Early on the 10th, Scot McKnight summarizes the previous day's clashes: "The battle rumbles along: one side of the historic Reformed have announced that the complementarian–focused Bruce Ware and Wayne Grudem have a faulty theory of the Trinity, and they have come back to announce they are fully orthodox. The issue here is the eternal subordination of the Son. Which they use, though in these newest statements they are not speaking into that issue, to prop up the subordination of women to men. Their distinctive emphasis on eternal subordination of the Son is connected to their complementarianism. They’re now trying to minimize this but the facts are otherwise…"
In short, McKnight accuses EFS or ERAS of doing theology (doctrine of the Trinity) to prove a particular anthropology (male-female roles/relationship), which would probably be a fourth area of debate: (4) do proponents of EFS/ERAS structure their view of the Trinity based on their complementarian view of men and women?
On June 10th, Mike Ovey clarifies a fifth area of debate when he responds Goligher's articles, asserting that the Son eternally submits to the Father and that the Son has a distinguishable personal will from the Father. The son's will does not, however, differ from the Father's essentially, according to Ovey, because this kind of will is tied to persons not to relations: "In this sense, where ‘will’ is being taken not at the level of nature but at the level of person, one has to say Father and Son have distinguishable wills because they are distinguishable persons."
On the same day, Carl Trueman quotes Calvin (his guest poster) to marshall a further offensive against the EFS/ERAS complementarians. Mark Jones also on the 10th stating that Ware and Grudem's position is unhelpful, while offering a perspective of why the Son become the mediator. For the latter point, Jones affirms that the Reformed orthodox view of the Trinity (not the EFS view of eternal submission) explains why the Son is mediator and not, say, the Holy Spirit.

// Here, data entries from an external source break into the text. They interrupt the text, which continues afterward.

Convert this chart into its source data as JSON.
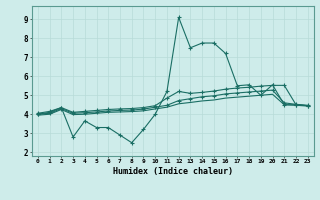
{
  "xlabel": "Humidex (Indice chaleur)",
  "background_color": "#ceecea",
  "grid_color": "#b8dbd8",
  "line_color": "#1a6e64",
  "xlim": [
    -0.5,
    23.5
  ],
  "ylim": [
    1.8,
    9.7
  ],
  "yticks": [
    2,
    3,
    4,
    5,
    6,
    7,
    8,
    9
  ],
  "xtick_labels": [
    "0",
    "1",
    "2",
    "3",
    "4",
    "5",
    "6",
    "7",
    "8",
    "9",
    "10",
    "11",
    "12",
    "13",
    "14",
    "15",
    "16",
    "17",
    "18",
    "19",
    "20",
    "21",
    "22",
    "23"
  ],
  "series1_x": [
    0,
    1,
    2,
    3,
    4,
    5,
    6,
    7,
    8,
    9,
    10,
    11,
    12,
    13,
    14,
    15,
    16,
    17,
    18,
    19,
    20,
    21,
    22,
    23
  ],
  "series1_y": [
    4.0,
    4.1,
    4.35,
    2.8,
    3.65,
    3.3,
    3.3,
    2.9,
    2.5,
    3.2,
    4.0,
    5.2,
    9.1,
    7.5,
    7.75,
    7.75,
    7.2,
    5.5,
    5.55,
    5.0,
    5.55,
    4.5,
    4.5,
    4.45
  ],
  "series2_x": [
    0,
    1,
    2,
    3,
    4,
    5,
    6,
    7,
    8,
    9,
    10,
    11,
    12,
    13,
    14,
    15,
    16,
    17,
    18,
    19,
    20,
    21,
    22,
    23
  ],
  "series2_y": [
    4.05,
    4.15,
    4.35,
    4.1,
    4.15,
    4.2,
    4.25,
    4.28,
    4.3,
    4.35,
    4.45,
    4.85,
    5.2,
    5.1,
    5.15,
    5.22,
    5.32,
    5.38,
    5.42,
    5.48,
    5.52,
    5.52,
    4.5,
    4.45
  ],
  "series3_x": [
    0,
    1,
    2,
    3,
    4,
    5,
    6,
    7,
    8,
    9,
    10,
    11,
    12,
    13,
    14,
    15,
    16,
    17,
    18,
    19,
    20,
    21,
    22,
    23
  ],
  "series3_y": [
    4.0,
    4.05,
    4.3,
    4.05,
    4.08,
    4.12,
    4.17,
    4.2,
    4.22,
    4.27,
    4.37,
    4.47,
    4.72,
    4.82,
    4.92,
    4.97,
    5.07,
    5.12,
    5.17,
    5.22,
    5.27,
    4.6,
    4.52,
    4.47
  ],
  "series4_x": [
    0,
    1,
    2,
    3,
    4,
    5,
    6,
    7,
    8,
    9,
    10,
    11,
    12,
    13,
    14,
    15,
    16,
    17,
    18,
    19,
    20,
    21,
    22,
    23
  ],
  "series4_y": [
    3.95,
    4.0,
    4.25,
    3.98,
    4.0,
    4.05,
    4.1,
    4.12,
    4.14,
    4.18,
    4.28,
    4.37,
    4.55,
    4.62,
    4.7,
    4.75,
    4.85,
    4.9,
    4.95,
    5.0,
    5.05,
    4.5,
    4.47,
    4.43
  ]
}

Again the 10th, Darren Sumner writes against the EFS view and for the non-EFS or classical position, asserting a theological critique that placing functional submission in eternity clashes with God's simplicity. Methodologically, he also critiques Ware for deriving his eternal authority-submission relation from human relations (fathers and sons), thus doing theology by anthropology: "Ware takes a human cultural construct and, mistaking it for revelation, reads it upward into the life of God by means of an analogia entis."
Summary
June 9th and 10th witnesses a rapid writing and speedy responses between EFS and non-EFS proponents. While the battle began during these two days, it certainly has not stopped. I plan to further detail the debate between EFS and non-EFS proponents, but the opening salvos of the civil war provide an helpful overview of the debate thus far. The battle revolves around at least five major questions:
Does eternal subordination necessitate an ontological hierarchy in the Trinity or not?
Does eternal subordination mean being Biblically faithful or not?
Does eternal subordination mean being outside of Nicene orthodoxy or not?
Do proponents of EFS/ERAS structure their view of the Trinity based on their complementarian view of men and women or not?
Does the Son's submission to the Father in eternity mean that the Son and Father have two wills, not one?